With a book as neatly presented as this, there is a risk that style might trump substance. Fortunately, Horrorstör's interior matches its exterior in tone. Starting out with a cheerful description of employees turning up to work (zombies, until they consume megadoses of Starbucks), the writing voice is slightly irreverent, light-hearted, not trying anything too clever but perfectly slick and inoffensive. The flair of the presentation and the tone of the story inside are in tune with each other.  If it were a wine, this'd be a Gallo / Blossom Hill Zinfandel / Grenache. We're firmly in light-entertainment territory.

The book has a sense of humour which fits perfectly with its exterior (or vice versa). There are plenty of wink-wink, nod-nod Easter eggs in the text, ranging from mock-Scandinavian words that sound rude in English, via real foreign words that English speakers tend to find amusing if they transliterate them (e.g. Kummerspeck), all the way to Nazi concentration camp slogans appearing in translation. It's tongue-in-cheek satire, comparable to the tone of movies like Josie and the Pussycats, or the corporate-world-mocking jibes of the TV series 30 Rock.

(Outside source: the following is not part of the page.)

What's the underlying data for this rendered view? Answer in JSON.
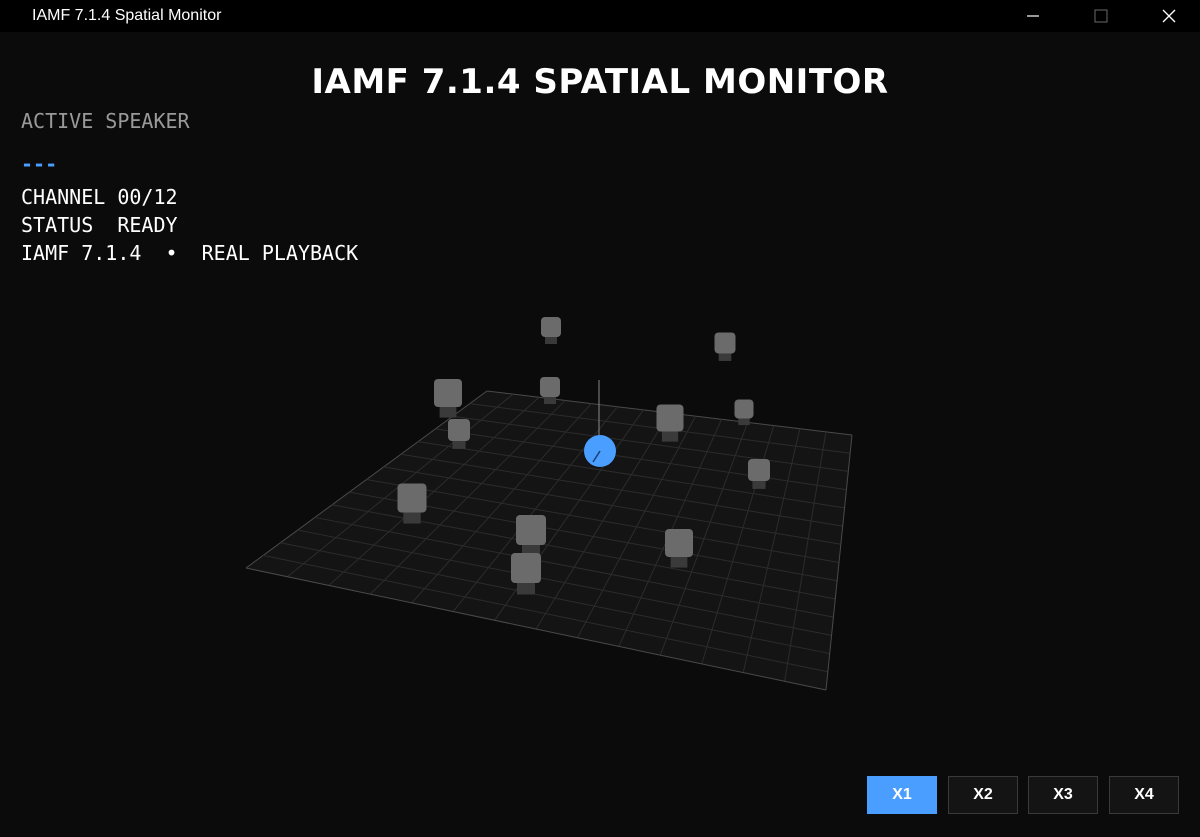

Once our gang are locked in for the night, the novel most reminded me of the movie House on Haunted Hill. That film is a guilty pleasure for me. It's not really all that scary because the build-up is quite short, and the horror, when it starts, is quite over the top, but it has its moments. Horrorstör does more or less the same. Short build-up and rapid escalation, with a few neat observations (never again will I look at the giant, windowless, artificially lit, retail-optimised labyrinth of IKEA without a sense that it is rather cynical and sinister).

The pace and rapid escalation makes it quite a 'safe' horror story - it never builds up bone-chilling terror, the way, say, The Orphanage, does. My problem is that I rather wanted it to do just that.

I definitely expect more from books than I do from movies. Horrorstör may one day make a perfectly decent teen slasher movie, like aforementioned House on Haunted Hill, or the Final Destination Series, or a zombie movie. But, at book length, I hoped for something a bit more gradual and suspenseful and scary. This isn't a suspense horror story, it's a horror-themed action story. It toys with the reader's sense of humour, not with his/her adrenaline.

All in all, it's a bit shallow, but readable, and beautifully presented: worth getting if you like light entertainment horror, but don't expect to be frightened.